We recommend you to install the environment on your own computer. This setup is covered in the section Setup with Anaconda below. You can also work on the IFI machines. Details about this option are available at the end of this document.

Setup with Anaconda

Download and install either Anaconda or Miniconda

For the differences between the two, see here.

Follow the online guides to install Anaconda or Miniconda. Once you got a working shell with conda installed you can continue here.

You should now have access to the conda command. For a quick test execute the conda command without any arguments.

conda

You are recommended to download the conda cheat sheet and keep it at hand.

Create environment

Make sure that you are in the directory with the environment.yml file that you can download here. The following command will create an environment named in4080_2023 with all the Python modules that we'll use in the course.

conda env create

If you want to change the name of the environment, you can edit the name in the environment.yml file before executing the command. Beware that may take some time to create the environment.

Activate the environment

To activate the environment

conda activate in4080_2023

If you want to get back to you standard python and packages:

conda deactivate

In Windows you can choose the environment from the start menu. There is also an option to open Jupyter Notebooks directly in your browser. This is the recommended way of working in this course.

Working on IFI machines

Please contact the course teachers to get access to the machines. The information below is from previous years and may be outdated.

IFI machines

On an IFI terminal, the default python is now

opt/ifi/anaconda3/bin/python3

This means that when you start a python/jupyter notebook session, you get access to all these packages.

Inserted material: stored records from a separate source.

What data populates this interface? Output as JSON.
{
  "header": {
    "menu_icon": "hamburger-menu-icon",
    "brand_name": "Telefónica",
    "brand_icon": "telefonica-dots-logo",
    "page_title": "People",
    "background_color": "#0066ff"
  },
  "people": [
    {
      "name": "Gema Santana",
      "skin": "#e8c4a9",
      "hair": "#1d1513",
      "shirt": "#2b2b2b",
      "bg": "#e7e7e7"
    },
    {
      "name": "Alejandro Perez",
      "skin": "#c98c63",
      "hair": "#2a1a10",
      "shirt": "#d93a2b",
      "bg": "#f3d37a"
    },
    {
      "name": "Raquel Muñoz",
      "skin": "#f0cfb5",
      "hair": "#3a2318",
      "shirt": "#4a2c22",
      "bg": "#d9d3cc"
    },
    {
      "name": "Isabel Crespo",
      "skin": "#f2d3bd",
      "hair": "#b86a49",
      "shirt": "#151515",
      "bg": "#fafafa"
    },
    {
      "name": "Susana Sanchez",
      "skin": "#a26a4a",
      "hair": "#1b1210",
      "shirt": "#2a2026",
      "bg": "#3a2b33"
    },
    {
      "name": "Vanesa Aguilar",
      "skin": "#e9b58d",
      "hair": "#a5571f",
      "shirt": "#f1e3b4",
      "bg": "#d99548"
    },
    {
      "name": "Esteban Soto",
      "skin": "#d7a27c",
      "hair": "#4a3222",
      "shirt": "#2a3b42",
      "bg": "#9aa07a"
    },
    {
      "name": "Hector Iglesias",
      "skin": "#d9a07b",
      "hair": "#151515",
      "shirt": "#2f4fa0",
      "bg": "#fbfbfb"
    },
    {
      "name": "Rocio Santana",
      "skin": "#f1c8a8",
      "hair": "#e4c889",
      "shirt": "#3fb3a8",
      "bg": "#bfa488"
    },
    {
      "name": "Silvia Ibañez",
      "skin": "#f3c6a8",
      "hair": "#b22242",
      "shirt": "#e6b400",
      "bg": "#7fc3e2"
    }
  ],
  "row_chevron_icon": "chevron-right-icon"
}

In the course, we will use several corpora and data provided with nltk. To get easy access to them on the IFI-machines, you can put

export NLTK_DATA=/projects/nlp/nltk_data

in your .bashrc file. Then you don't have to install the data to your own disk area.

Remote login

You may login remotely to the IFI-machines when working from home. The recommended solution is now to use VDI, see here

It will (eventually) give you access to the same environment as when you login directly to an IFI linux machine. However, you will not have access to the /projects/nlp/. You will have to download data within nltk when needed.